According to 60-year-old founder and “Exalted Queen Mother” Sue Ellen Cooper on the group’s official website, redhatsociety.com, “the Red Hat Society began as a result of a few women deciding to greet middle age with verve, humor and élan. We believe silliness is the comedy relief of life and, since we are all in it together, we might as well join red-gloved hands and go for the gusto together.”
“There’s something about wearing the hat,” says Kos. “I just get happier. I know I’m going to have a good time. It’s the best thing that’s ever happened to me.”
Since the Red Hat Society’s birth in 1997, it has swelled to 900,000 members worldwide with more than 37,000 chapters throughout the U.S. and in more than 25 countries. Chicago alone boasts more than 100 chapters, making purple-cloaked, red-capped ladies increasingly conspicuous throughout Chicago-land.
When the Red Hat Society held its first convention in Chicago in April 2002, Starodub’s husband cut out an article in a local newspaper about the Society. Starodub and her four closest pals leapt onto the Red Hat bandwagon. Instead of joining a local chapter, the ladies began their own, figuring they were five friends already doing Red Hat things. Purple Passion Majesties sealed it with a name, an outfit and new friends. Two and a half years and more than 50 members later, Purple Passion Majesties are one of the most active chapters in the region, with monthly “gatherings” to plays, dance lessons, Spirit of Chicago cruises, dinners, poker lessons and many other activities including the upcoming tea at the Drake.
“We get noticed,” says Kos. “It defies the trend of women being ignored. We’re still vibrant. We’re still around.”
As “Passion Queen” and “Vice-Mum,” Starodub and Kos fill most of the group’s administrative hats – of course all of them red – to keep the Purple Passion Majesties busy. They plan the monthly “gatherings,” collect dues for events and lead impromptu shopping expeditions in Andersonville for new Red Hat attire. On this particular outing, Starodub is hunting for a purple hat to wear in April, her birthday month, when Red Hat rituals call for members to reverse their colors to red clothes and purple hats.

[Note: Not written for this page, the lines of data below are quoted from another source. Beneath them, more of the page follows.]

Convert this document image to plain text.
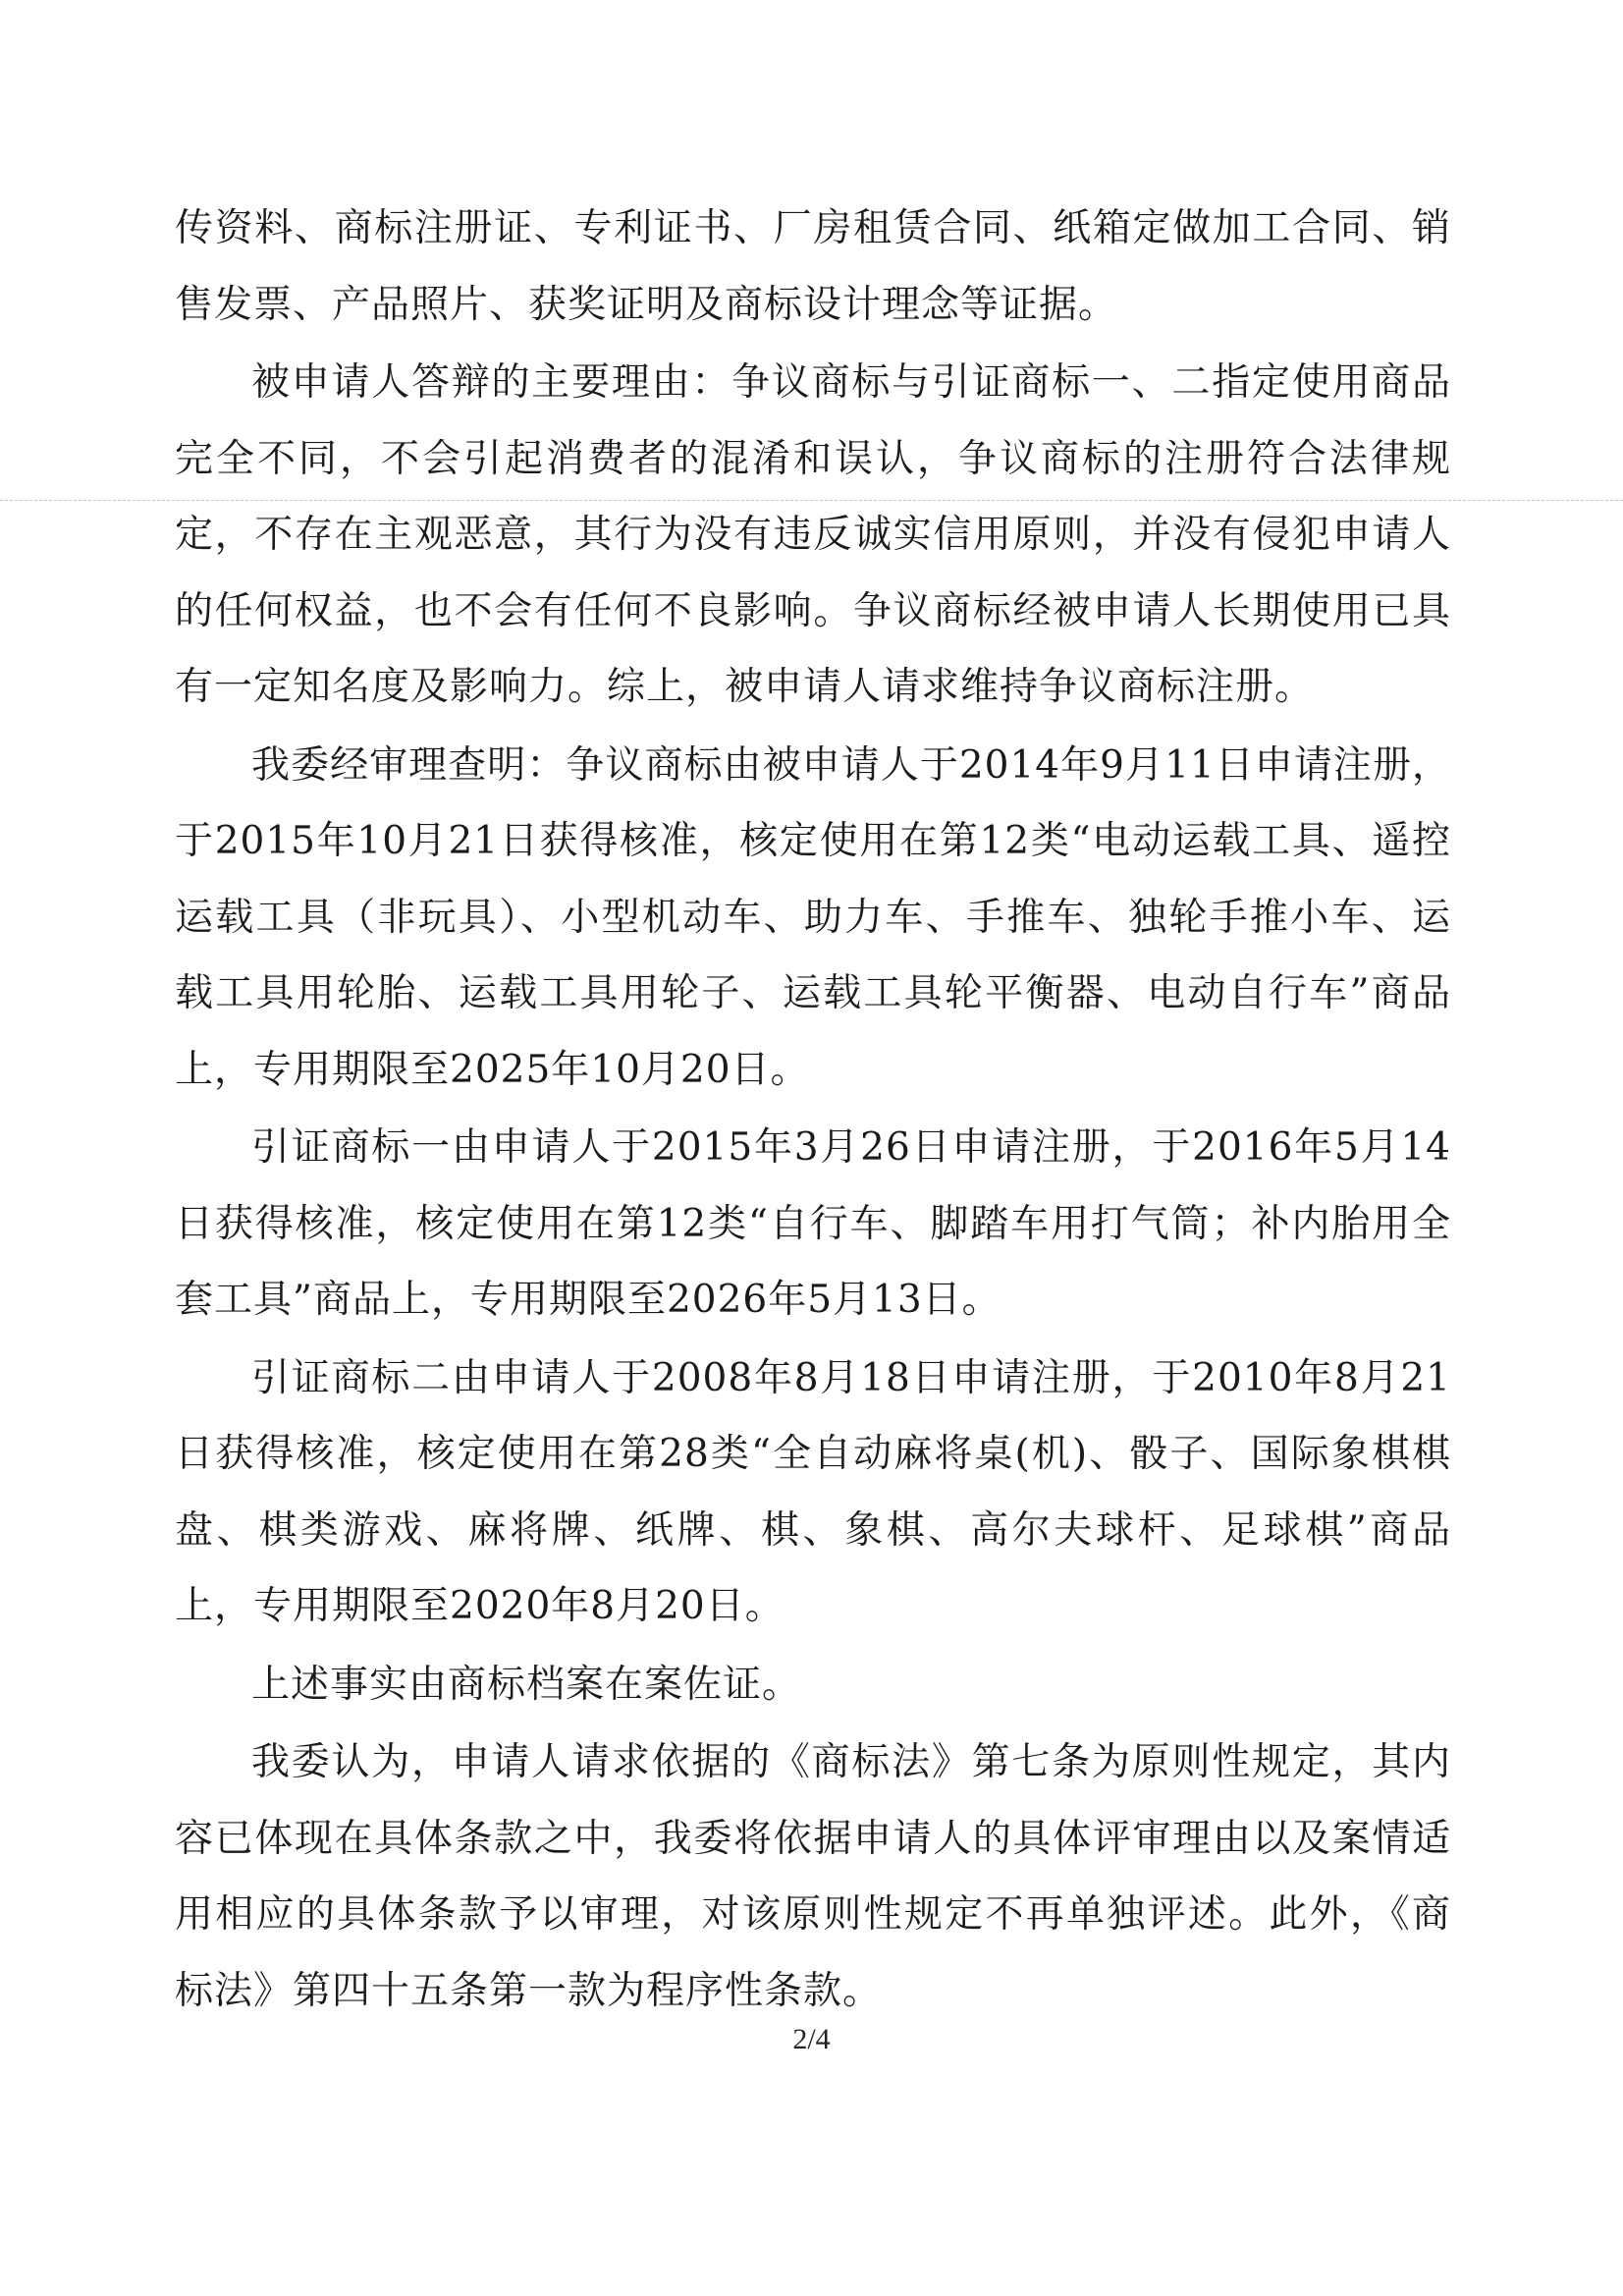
传资料、商标注册证、专利证书、厂房租赁合同、纸箱定做加工合同、销售发票、产品照片、获奖证明及商标设计理念等证据。

被申请人答辩的主要理由：争议商标与引证商标一、二指定使用商品完全不同，不会引起消费者的混淆和误认，争议商标的注册符合法律规定，不存在主观恶意，其行为没有违反诚实信用原则，并没有侵犯申请人的任何权益，也不会有任何不良影响。争议商标经被申请人长期使用已具有一定知名度及影响力。综上，被申请人请求维持争议商标注册。

我委经审理查明：争议商标由被申请人于2014年9月11日申请注册，于2015年10月21日获得核准，核定使用在第12类“电动运载工具、遥控运载工具（非玩具）、小型机动车、助力车、手推车、独轮手推小车、运载工具用轮胎、运载工具用轮子、运载工具轮平衡器、电动自行车”商品上，专用期限至2025年10月20日。

引证商标一由申请人于2015年3月26日申请注册，于2016年5月14日获得核准，核定使用在第12类“自行车、脚踏车用打气筒；补内胎用全套工具”商品上，专用期限至2026年5月13日。

引证商标二由申请人于2008年8月18日申请注册，于2010年8月21日获得核准，核定使用在第28类“全自动麻将桌(机)、骰子、国际象棋棋盘、棋类游戏、麻将牌、纸牌、棋、象棋、高尔夫球杆、足球棋”商品上，专用期限至2020年8月20日。

上述事实由商标档案在案佐证。

我委认为，申请人请求依据的《商标法》第七条为原则性规定，其内容已体现在具体条款之中，我委将依据申请人的具体评审理由以及案情适用相应的具体条款予以审理，对该原则性规定不再单独评述。此外，《商标法》第四十五条第一款为程序性条款。

2/4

Yes, the Red Hat Society has rules.
Want to join the fun, but not quite a half-centurion yet? Meet the Pink Hatters. There’s no need to wait until the big 5-0, women eager to participate in the Red Hat Society can play alongside their elders too. But it’s lavender clothing and pink hats until their “Reduation” on their fiftieth when Pink Hatters trade their garb for the official ruby red and purple. In fact, Starodub and Kos were so enthralled with the Red Hat Society that when they created the Passion Majesties two and a half years ago, at 48, they couldn’t even wear the official colors.
When Red Hatters from across the state invade the Drake next month, Starodub and Kos know they are guaranteed a great time. “Wherever we go, we just bring smiles to people’s faces,” says Starodub. And with the women’s strike of wit, humor and camaraderie, that’s what the Red Hat Society is all about.